The argument from inconsistent revelations, also known as the avoiding the wrong hell problem, is an argument against the existence of God. It asserts that it is unlikely that God exists because many theologians and faithful adherents have produced conflicting and mutually exclusive revelations. The argument states that since a person not privy to revelation must either accept it or reject it based solely upon the authority of its proponent, and there is no way for a mere mortal to resolve these conflicting claims by investigation, it is prudent to reserve one's judgment.

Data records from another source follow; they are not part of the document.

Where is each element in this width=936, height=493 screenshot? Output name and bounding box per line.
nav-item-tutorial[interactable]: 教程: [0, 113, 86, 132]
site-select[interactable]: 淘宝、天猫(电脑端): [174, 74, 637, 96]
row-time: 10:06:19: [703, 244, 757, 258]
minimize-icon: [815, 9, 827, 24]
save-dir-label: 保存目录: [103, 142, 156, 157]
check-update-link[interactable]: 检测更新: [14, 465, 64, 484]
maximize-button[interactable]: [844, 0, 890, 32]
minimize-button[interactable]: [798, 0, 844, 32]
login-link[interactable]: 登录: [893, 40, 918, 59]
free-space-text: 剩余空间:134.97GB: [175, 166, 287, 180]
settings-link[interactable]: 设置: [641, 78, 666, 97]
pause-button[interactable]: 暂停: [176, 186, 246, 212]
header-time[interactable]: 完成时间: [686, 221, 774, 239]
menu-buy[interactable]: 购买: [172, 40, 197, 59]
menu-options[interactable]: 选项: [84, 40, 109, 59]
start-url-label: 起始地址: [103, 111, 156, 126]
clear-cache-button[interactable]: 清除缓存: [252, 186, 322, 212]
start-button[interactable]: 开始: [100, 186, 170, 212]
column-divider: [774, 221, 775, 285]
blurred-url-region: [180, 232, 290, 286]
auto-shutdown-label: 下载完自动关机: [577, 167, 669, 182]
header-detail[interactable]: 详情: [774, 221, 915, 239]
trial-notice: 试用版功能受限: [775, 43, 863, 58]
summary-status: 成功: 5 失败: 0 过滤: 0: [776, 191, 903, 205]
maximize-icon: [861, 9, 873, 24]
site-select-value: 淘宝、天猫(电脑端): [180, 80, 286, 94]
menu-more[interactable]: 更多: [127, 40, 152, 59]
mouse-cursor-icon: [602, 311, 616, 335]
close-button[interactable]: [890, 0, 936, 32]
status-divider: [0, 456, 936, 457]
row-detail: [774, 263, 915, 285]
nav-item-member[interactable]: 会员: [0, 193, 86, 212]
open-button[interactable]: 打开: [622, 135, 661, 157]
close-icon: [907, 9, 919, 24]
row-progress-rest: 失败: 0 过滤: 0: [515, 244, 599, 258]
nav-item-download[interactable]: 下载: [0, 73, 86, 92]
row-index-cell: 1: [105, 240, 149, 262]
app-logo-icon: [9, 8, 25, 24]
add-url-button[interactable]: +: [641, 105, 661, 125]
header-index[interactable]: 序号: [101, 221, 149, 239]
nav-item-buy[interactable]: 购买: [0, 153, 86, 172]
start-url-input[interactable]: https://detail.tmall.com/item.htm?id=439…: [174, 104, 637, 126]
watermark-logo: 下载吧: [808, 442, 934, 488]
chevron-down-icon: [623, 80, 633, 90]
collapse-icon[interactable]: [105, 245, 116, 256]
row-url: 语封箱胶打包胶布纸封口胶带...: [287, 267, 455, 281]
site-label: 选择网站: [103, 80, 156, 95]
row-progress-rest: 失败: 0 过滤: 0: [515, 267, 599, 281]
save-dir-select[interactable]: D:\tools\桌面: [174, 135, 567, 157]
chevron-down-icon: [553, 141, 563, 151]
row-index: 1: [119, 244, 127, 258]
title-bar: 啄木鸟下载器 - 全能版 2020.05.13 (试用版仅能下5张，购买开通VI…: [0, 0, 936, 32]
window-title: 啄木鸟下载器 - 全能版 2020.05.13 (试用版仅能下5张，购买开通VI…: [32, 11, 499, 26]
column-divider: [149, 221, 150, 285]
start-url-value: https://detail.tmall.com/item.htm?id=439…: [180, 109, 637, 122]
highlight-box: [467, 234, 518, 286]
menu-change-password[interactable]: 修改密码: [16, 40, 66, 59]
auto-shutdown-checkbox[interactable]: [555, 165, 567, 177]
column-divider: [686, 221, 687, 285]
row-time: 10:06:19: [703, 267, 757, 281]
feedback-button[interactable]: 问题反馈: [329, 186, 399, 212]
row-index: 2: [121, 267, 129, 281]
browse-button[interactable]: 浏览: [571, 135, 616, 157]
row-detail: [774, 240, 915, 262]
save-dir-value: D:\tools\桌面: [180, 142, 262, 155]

It is also argued that it is difficult to accept the existence of any one God without personal revelation. Most arguments for the existence of God are not specific to any one religion and could be applied to many religions with near equal validity. When faced with these competing claims in the absence of a personal revelation, it is argued that it is difficult to decide amongst them, to the extent that acceptance of any one religion requires a rejection of the others. Further, were a personal revelation to be granted to a nonbeliever, the same problem of confusion would develop in each new person the believer shares the revelation with.
==Particular examples==
Christians believe that Jesus is the Christian Messiah, Savior of the World and the divine Son of God; Jews and Muslims do not. Similarly, Muslims believe that the Qur'an was divinely authored, while Jews and Christians do not. There are many examples of such contrasting views, indeed, opposing fundamental beliefs (schisms) exist even within each major religion. Christianity, for example, has many subsets (denominations), which differ greatly on issues of doctrine. Hinduism, with its conception of multiple avatars being expressions of one Supreme God, is more open to the possibility that other religions might be correct for their followers, but this same principle requires the rejection of the exclusivity demanded by each of the Abrahamic religions.

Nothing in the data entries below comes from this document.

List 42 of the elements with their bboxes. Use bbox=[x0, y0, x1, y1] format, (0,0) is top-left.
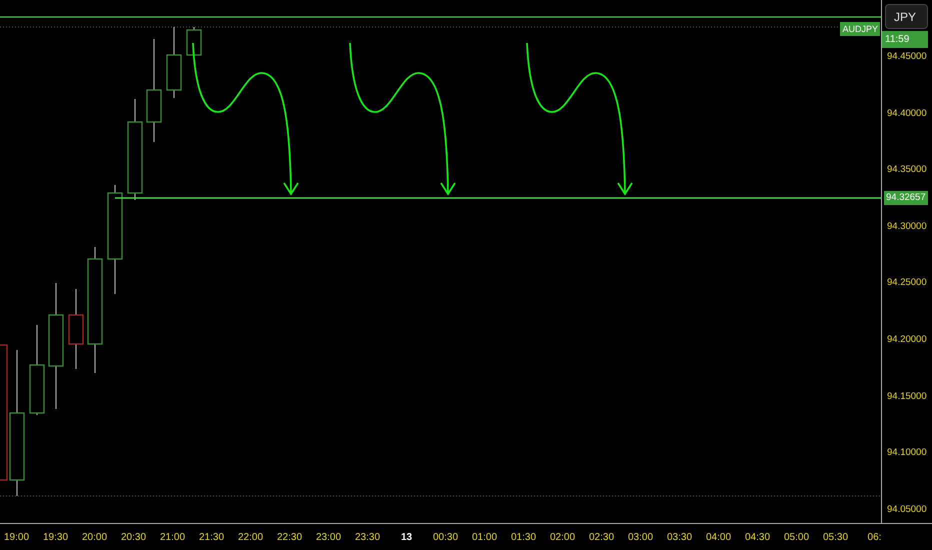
time-label: 13 bbox=[400, 532, 414, 542]
price-label: 94.05000 bbox=[887, 504, 927, 516]
symbol-label: AUDJPY bbox=[840, 22, 880, 36]
time-label: 19:30 bbox=[42, 532, 70, 542]
time-label: 06: bbox=[866, 532, 882, 542]
time-label: 05:00 bbox=[782, 532, 810, 542]
time-label: 22:00 bbox=[236, 532, 264, 542]
time-label: 21:00 bbox=[158, 532, 186, 542]
curved-arrow[interactable] bbox=[526, 42, 633, 196]
price-label: 94.15000 bbox=[887, 390, 927, 403]
time-label: 01:30 bbox=[510, 532, 538, 542]
time-label: 04:00 bbox=[704, 532, 732, 542]
time-label: 23:30 bbox=[354, 532, 382, 542]
time-label: 02:00 bbox=[548, 532, 576, 542]
time-label: 01:00 bbox=[470, 532, 498, 542]
price-label: 94.30000 bbox=[887, 220, 927, 233]
time-label: 23:00 bbox=[314, 532, 342, 542]
horizontal-line[interactable] bbox=[0, 16, 882, 18]
price-label: 94.35000 bbox=[887, 164, 927, 176]
candlestick bbox=[166, 26, 182, 98]
countdown-label: 11:59 bbox=[882, 31, 928, 48]
price-label: 94.20000 bbox=[887, 334, 927, 346]
currency-button[interactable]: JPY bbox=[885, 4, 928, 29]
price-label: 94.25000 bbox=[887, 277, 927, 290]
time-label: 03:30 bbox=[666, 532, 694, 542]
time-label: 00:30 bbox=[432, 532, 460, 542]
time-label: 20:30 bbox=[120, 532, 148, 542]
price-label: 94.40000 bbox=[887, 108, 927, 120]
time-label: 19:00 bbox=[2, 532, 30, 542]
time-label: 05:30 bbox=[822, 532, 850, 542]
time-label: 04:30 bbox=[744, 532, 772, 542]
curved-arrow[interactable] bbox=[192, 42, 299, 196]
time-label: 21:30 bbox=[198, 532, 226, 542]
curved-arrow[interactable] bbox=[349, 42, 456, 196]
time-label: 22:30 bbox=[276, 532, 304, 542]
candlestick bbox=[186, 26, 202, 56]
time-label: 03:00 bbox=[626, 532, 654, 542]
current-price-label: 94.32657 bbox=[884, 191, 928, 205]
time-label: 20:00 bbox=[80, 532, 108, 542]
price-label: 94.10000 bbox=[887, 447, 927, 460]
time-label: 02:30 bbox=[588, 532, 616, 542]
price-label: 94.45000 bbox=[887, 51, 927, 63]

Additionally, faith-confirming events such as visions and miracles are reported within all faiths with regularity. A single deity associated with a single exclusive existing faith or sect would either have to have caused adherents to other faiths to have visionary or miraculous experiences which lead them to continue to reject the true faith, or at least allowed some other agency to cause these same effects.
The problem does not arise in some theological models. In Deism, it is believed that there is a God, but presumed that there are no divinely caused revelations or miracles at all, leaving reports of such to have natural explanations. In some forms of Pantheism (where God is the Universe) and in Pandeism (where God has become the Universe), the appearance of many inconsistent divine revelations or miracles might simply result unintentionally from the divine nature of the Universe itself.

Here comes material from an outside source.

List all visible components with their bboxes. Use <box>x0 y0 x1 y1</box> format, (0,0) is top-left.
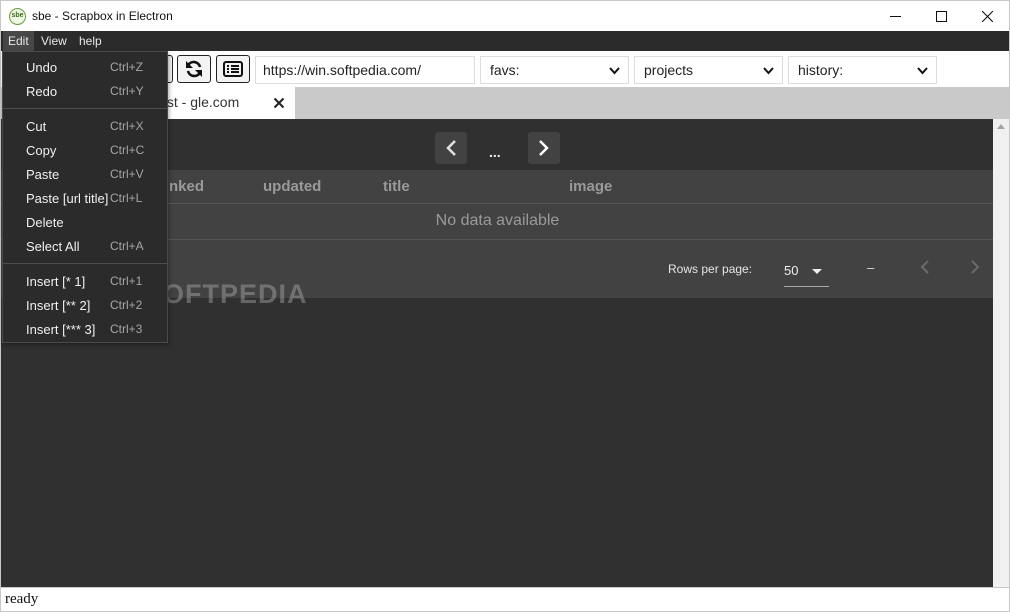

The concept of mutual exclusivity of different religions itself (as opposed to religious pluralism) is primarily associated with Abrahamic faiths; pagan religions, historically the most common forms of worship, were typically polytheistic and compatible with each other. The roots of the mutual exclusivity may be seen in the Torah, where Jews are ordered to worship the God of Israel to the exclusion of all others; however, even the Torah does not instruct its followers to deny the ''existence'' of other gods,〔"I am the thy God...thou shalt have no ''strange gods'' before me..." (Deuteronomy 5:6; emphasis added).〕 in a stance that is now called henotheism. Later theological developments within Judaism led it to adopt the strictly monotheistic stance, where its god was declared the only one true deity in existence, and this position was inherited by Christianity and Islam.